Joseph HORENTIN caractérise cette technologisation sur trois plans :
- Au plan de l'appréhension des questions stratégiques, par une focalisation sur les options de nature technique, évidemment en matière d'équipement, mais surtout en matière stratégique (...) ;
- Au plan de la pratique stratégique, par un déterminisme technologique tel que les résultats et les effets d'une opération militaire seraient perçus comme dépendant très largement de la technologie militaire. L'auteur dénonce l'apparition d'une fantasmagorie technologique qui n'a d'équivalent (faible sans doute en comparaison) que la fantasmagorie édifiée naguère autour de la "surpuissance soviétique".

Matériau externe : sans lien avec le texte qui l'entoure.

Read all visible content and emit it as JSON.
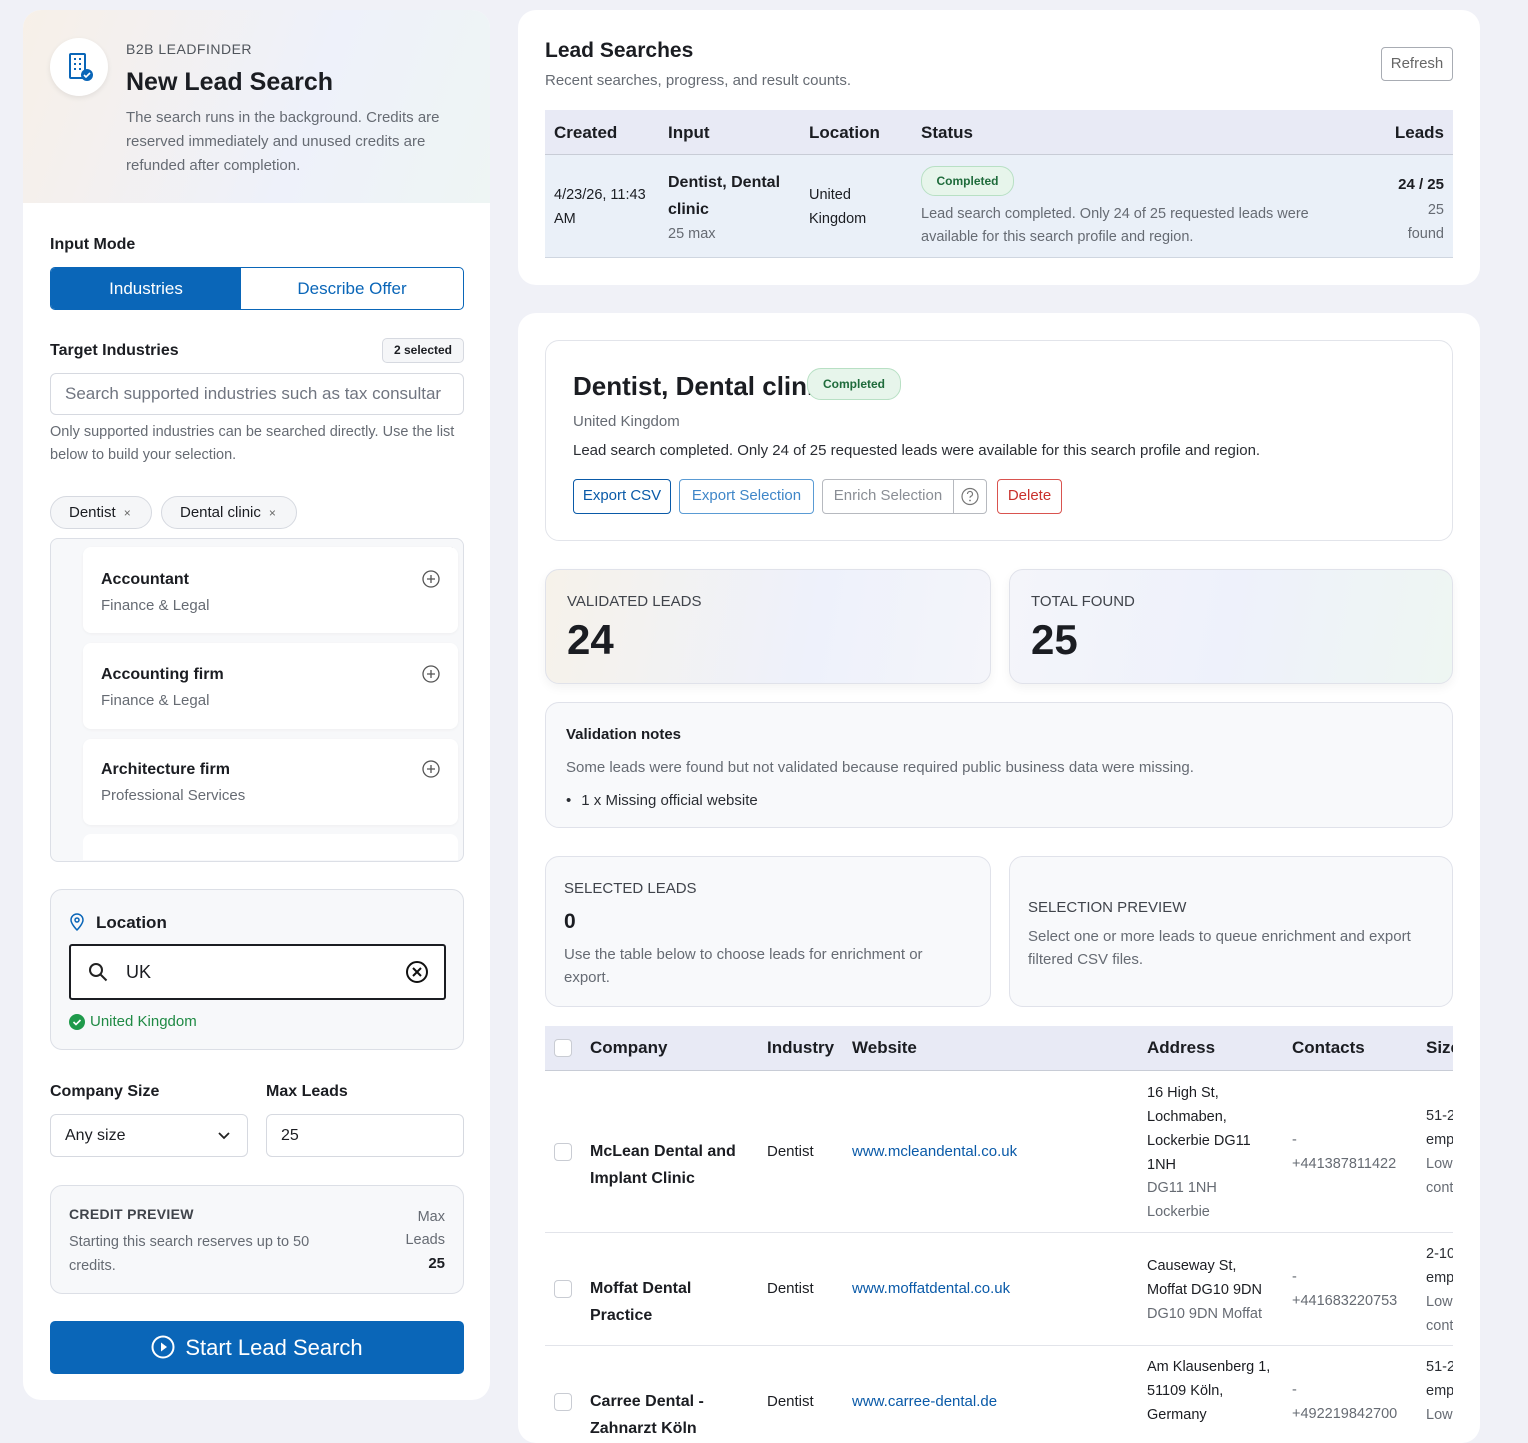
{
  "sidebar": {
    "brand": "B2B LEADFINDER",
    "title": "New Lead Search",
    "description": "The search runs in the background. Credits are reserved immediately and unused credits are refunded after completion.",
    "input_mode": {
      "label": "Input Mode",
      "options": [
        "Industries",
        "Describe Offer"
      ]
    },
    "target_industries": {
      "label": "Target Industries",
      "badge": "2 selected",
      "placeholder": "Search supported industries such as tax consultar",
      "help": "Only supported industries can be searched directly. Use the list below to build your selection.",
      "chips": [
        "Dentist",
        "Dental clinic"
      ],
      "list": [
        {
          "name": "Accountant",
          "group": "Finance & Legal"
        },
        {
          "name": "Accounting firm",
          "group": "Finance & Legal"
        },
        {
          "name": "Architecture firm",
          "group": "Professional Services"
        }
      ]
    },
    "location": {
      "label": "Location",
      "query": "UK",
      "match": "United Kingdom"
    },
    "company_size": {
      "label": "Company Size",
      "value": "Any size"
    },
    "max_leads": {
      "label": "Max Leads",
      "value": 25
    },
    "credit_preview": {
      "label": "CREDIT PREVIEW",
      "text": "Starting this search reserves up to 50 credits.",
      "max_label": "Max Leads",
      "max_value": 25
    },
    "start_button": "Start Lead Search"
  },
  "searches": {
    "title": "Lead Searches",
    "subtitle": "Recent searches, progress, and result counts.",
    "refresh": "Refresh",
    "columns": [
      "Created",
      "Input",
      "Location",
      "Status",
      "Leads"
    ],
    "rows": [
      {
        "created": "4/23/26, 11:43 AM",
        "input": "Dentist, Dental clinic",
        "input_max": "25 max",
        "location": "United Kingdom",
        "status": "Completed",
        "message": "Lead search completed. Only 24 of 25 requested leads were available for this search profile and region.",
        "leads": "24 / 25",
        "found": "25 found"
      }
    ]
  },
  "detail": {
    "title": "Dentist, Dental clinic",
    "status": "Completed",
    "location": "United Kingdom",
    "message": "Lead search completed. Only 24 of 25 requested leads were available for this search profile and region.",
    "actions": [
      "Export CSV",
      "Export Selection",
      "Enrich Selection",
      "Delete"
    ],
    "validated": {
      "label": "VALIDATED LEADS",
      "value": 24
    },
    "total": {
      "label": "TOTAL FOUND",
      "value": 25
    },
    "notes": {
      "title": "Validation notes",
      "text": "Some leads were found but not validated because required public business data were missing.",
      "items": [
        "1 x Missing official website"
      ]
    },
    "selected": {
      "label": "SELECTED LEADS",
      "value": 0,
      "text": "Use the table below to choose leads for enrichment or export."
    },
    "preview": {
      "label": "SELECTION PREVIEW",
      "text": "Select one or more leads to queue enrichment and export filtered CSV files."
    }
  },
  "leads": {
    "columns": [
      "Company",
      "Industry",
      "Website",
      "Address",
      "Contacts",
      "Size"
    ],
    "rows": [
      {
        "company": "McLean Dental and Implant Clinic",
        "industry": "Dentist",
        "website": "www.mcleandental.co.uk",
        "address": "16 High St, Lochmaben, Lockerbie DG11 1NH",
        "address_extra": "DG11 1NH Lockerbie",
        "contacts": [
          "-",
          "+441387811422"
        ],
        "size": [
          "51-2",
          "emp",
          "Low",
          "cont"
        ]
      },
      {
        "company": "Moffat Dental Practice",
        "industry": "Dentist",
        "website": "www.moffatdental.co.uk",
        "address": "Causeway St, Moffat DG10 9DN",
        "address_extra": "DG10 9DN Moffat",
        "contacts": [
          "-",
          "+441683220753"
        ],
        "size": [
          "2-10",
          "emp",
          "Low",
          "cont"
        ]
      },
      {
        "company": "Carree Dental - Zahnarzt Köln",
        "industry": "Dentist",
        "website": "www.carree-dental.de",
        "address": "Am Klausenberg 1, 51109 Köln, Germany",
        "contacts": [
          "-",
          "+492219842700"
        ],
        "size": [
          "51-2",
          "emp",
          "Low"
        ]
      }
    ]
  }
}
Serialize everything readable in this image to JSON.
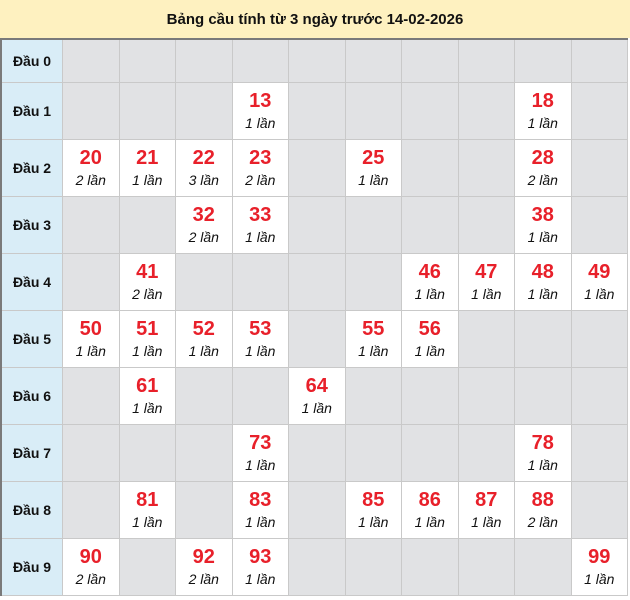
{
  "title": "Bảng cầu tính từ 3 ngày trước 14-02-2026",
  "colors": {
    "number": "#e8202a",
    "empty_cell": "#e1e2e4",
    "label_bg": "#d9edf7",
    "title_bg": "#fef1c0"
  },
  "rows": [
    {
      "label": "Đầu 0",
      "cells": [
        null,
        null,
        null,
        null,
        null,
        null,
        null,
        null,
        null,
        null
      ]
    },
    {
      "label": "Đầu 1",
      "cells": [
        null,
        null,
        null,
        {
          "num": "13",
          "count": "1 lần"
        },
        null,
        null,
        null,
        null,
        {
          "num": "18",
          "count": "1 lần"
        },
        null
      ]
    },
    {
      "label": "Đầu 2",
      "cells": [
        {
          "num": "20",
          "count": "2 lần"
        },
        {
          "num": "21",
          "count": "1 lần"
        },
        {
          "num": "22",
          "count": "3 lần"
        },
        {
          "num": "23",
          "count": "2 lần"
        },
        null,
        {
          "num": "25",
          "count": "1 lần"
        },
        null,
        null,
        {
          "num": "28",
          "count": "2 lần"
        },
        null
      ]
    },
    {
      "label": "Đầu 3",
      "cells": [
        null,
        null,
        {
          "num": "32",
          "count": "2 lần"
        },
        {
          "num": "33",
          "count": "1 lần"
        },
        null,
        null,
        null,
        null,
        {
          "num": "38",
          "count": "1 lần"
        },
        null
      ]
    },
    {
      "label": "Đầu 4",
      "cells": [
        null,
        {
          "num": "41",
          "count": "2 lần"
        },
        null,
        null,
        null,
        null,
        {
          "num": "46",
          "count": "1 lần"
        },
        {
          "num": "47",
          "count": "1 lần"
        },
        {
          "num": "48",
          "count": "1 lần"
        },
        {
          "num": "49",
          "count": "1 lần"
        }
      ]
    },
    {
      "label": "Đầu 5",
      "cells": [
        {
          "num": "50",
          "count": "1 lần"
        },
        {
          "num": "51",
          "count": "1 lần"
        },
        {
          "num": "52",
          "count": "1 lần"
        },
        {
          "num": "53",
          "count": "1 lần"
        },
        null,
        {
          "num": "55",
          "count": "1 lần"
        },
        {
          "num": "56",
          "count": "1 lần"
        },
        null,
        null,
        null
      ]
    },
    {
      "label": "Đầu 6",
      "cells": [
        null,
        {
          "num": "61",
          "count": "1 lần"
        },
        null,
        null,
        {
          "num": "64",
          "count": "1 lần"
        },
        null,
        null,
        null,
        null,
        null
      ]
    },
    {
      "label": "Đầu 7",
      "cells": [
        null,
        null,
        null,
        {
          "num": "73",
          "count": "1 lần"
        },
        null,
        null,
        null,
        null,
        {
          "num": "78",
          "count": "1 lần"
        },
        null
      ]
    },
    {
      "label": "Đầu 8",
      "cells": [
        null,
        {
          "num": "81",
          "count": "1 lần"
        },
        null,
        {
          "num": "83",
          "count": "1 lần"
        },
        null,
        {
          "num": "85",
          "count": "1 lần"
        },
        {
          "num": "86",
          "count": "1 lần"
        },
        {
          "num": "87",
          "count": "1 lần"
        },
        {
          "num": "88",
          "count": "2 lần"
        },
        null
      ]
    },
    {
      "label": "Đầu 9",
      "cells": [
        {
          "num": "90",
          "count": "2 lần"
        },
        null,
        {
          "num": "92",
          "count": "2 lần"
        },
        {
          "num": "93",
          "count": "1 lần"
        },
        null,
        null,
        null,
        null,
        null,
        {
          "num": "99",
          "count": "1 lần"
        }
      ]
    }
  ]
}
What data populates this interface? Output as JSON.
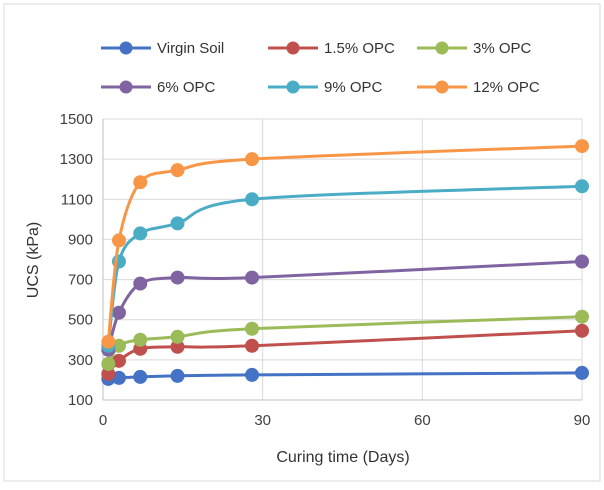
{
  "chart_data": {
    "type": "line",
    "xlabel": "Curing time (Days)",
    "ylabel": "UCS (kPa)",
    "xlim": [
      0,
      90
    ],
    "ylim": [
      100,
      1500
    ],
    "xticks": [
      0,
      30,
      60,
      90
    ],
    "yticks": [
      100,
      300,
      500,
      700,
      900,
      1100,
      1300,
      1500
    ],
    "grid": true,
    "legend_position": "top",
    "smooth": true,
    "x": [
      1,
      3,
      7,
      14,
      28,
      90
    ],
    "series": [
      {
        "name": "Virgin Soil",
        "color": "#4472c4",
        "values": [
          205,
          210,
          215,
          220,
          225,
          235
        ]
      },
      {
        "name": "1.5% OPC",
        "color": "#c0504d",
        "values": [
          230,
          295,
          355,
          365,
          370,
          445
        ]
      },
      {
        "name": "3% OPC",
        "color": "#9bbb59",
        "values": [
          280,
          370,
          400,
          415,
          455,
          515
        ]
      },
      {
        "name": "6% OPC",
        "color": "#8064a2",
        "values": [
          350,
          535,
          680,
          710,
          710,
          790
        ]
      },
      {
        "name": "9% OPC",
        "color": "#4bacc6",
        "values": [
          370,
          790,
          930,
          980,
          1100,
          1165
        ]
      },
      {
        "name": "12% OPC",
        "color": "#f79646",
        "values": [
          390,
          895,
          1185,
          1245,
          1300,
          1365
        ]
      }
    ]
  }
}
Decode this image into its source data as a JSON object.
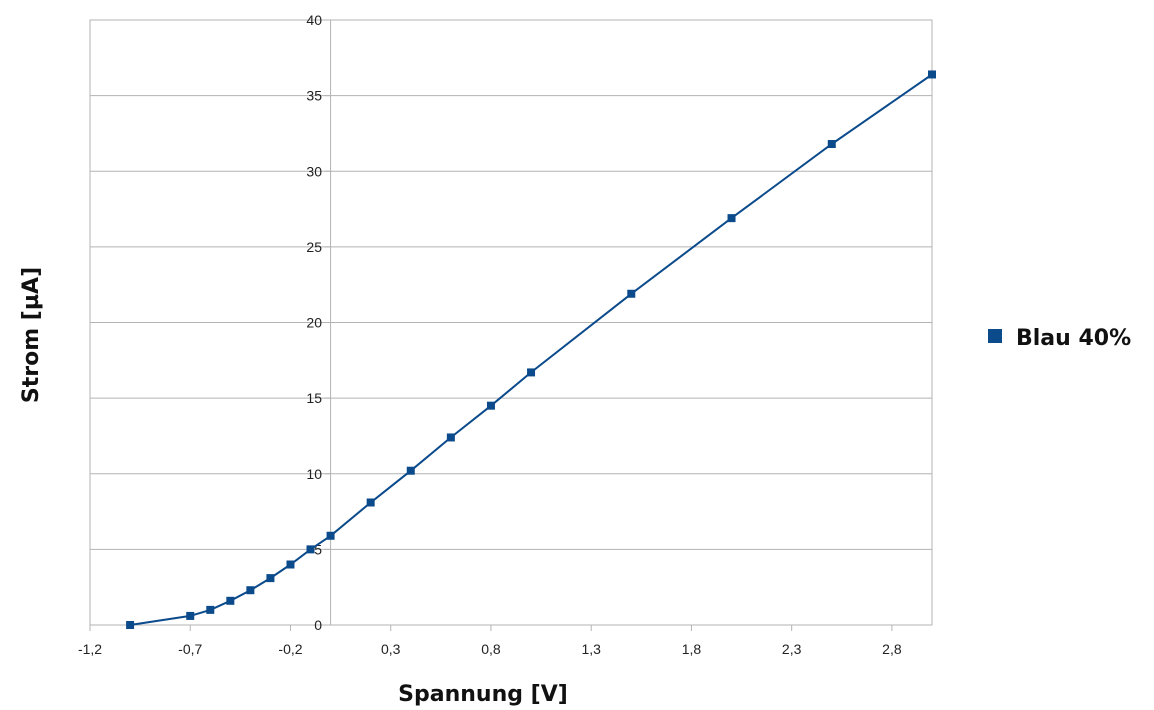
{
  "chart_data": {
    "type": "line",
    "title": "",
    "xlabel": "Spannung [V]",
    "ylabel": "Strom [µA]",
    "xlim": [
      -1.2,
      3.0
    ],
    "ylim": [
      0,
      40
    ],
    "x_ticks": [
      -1.2,
      -0.7,
      -0.2,
      0.3,
      0.8,
      1.3,
      1.8,
      2.3,
      2.8
    ],
    "x_tick_labels": [
      "-1,2",
      "-0,7",
      "-0,2",
      "0,3",
      "0,8",
      "1,3",
      "1,8",
      "2,3",
      "2,8"
    ],
    "y_ticks": [
      0,
      5,
      10,
      15,
      20,
      25,
      30,
      35,
      40
    ],
    "y_tick_labels": [
      "0",
      "5",
      "10",
      "15",
      "20",
      "25",
      "30",
      "35",
      "40"
    ],
    "grid": "horizontal",
    "legend_position": "right",
    "series": [
      {
        "name": "Blau 40%",
        "color": "#0b4a8b",
        "marker": "square",
        "x": [
          -1.0,
          -0.7,
          -0.6,
          -0.5,
          -0.4,
          -0.3,
          -0.2,
          -0.1,
          0.0,
          0.2,
          0.4,
          0.6,
          0.8,
          1.0,
          1.5,
          2.0,
          2.5,
          3.0
        ],
        "y": [
          0.0,
          0.6,
          1.0,
          1.6,
          2.3,
          3.1,
          4.0,
          5.0,
          5.9,
          8.1,
          10.2,
          12.4,
          14.5,
          16.7,
          21.9,
          26.9,
          31.8,
          36.4
        ]
      }
    ]
  }
}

- Au plan politique, par une confiance excessive accordée aux capacités opérationnelles d'une institution militaire dotée d'équipements perçus comme "de pointe". Il s'ensuit une perception faussée des conditions du combat sur le terrain et de la nature de la guerre elle-même. Sans doute pouvons-nous expliquer ainsi en partie, pour aller plus loin que l'auteur, l'embourbement des unités militaires en Irak et en Afghanistan depuis plus de dix ans.
Joseph HENROTIN, La technologie militaire en question, Le cas américain, Economica, 2008. Sous la direction de François GERE, Les lauriers incertains, Stratégie et politique militaire des Etats-Unis, 1980-2000, Fondation pour les Études de Défense Nationale, 1991.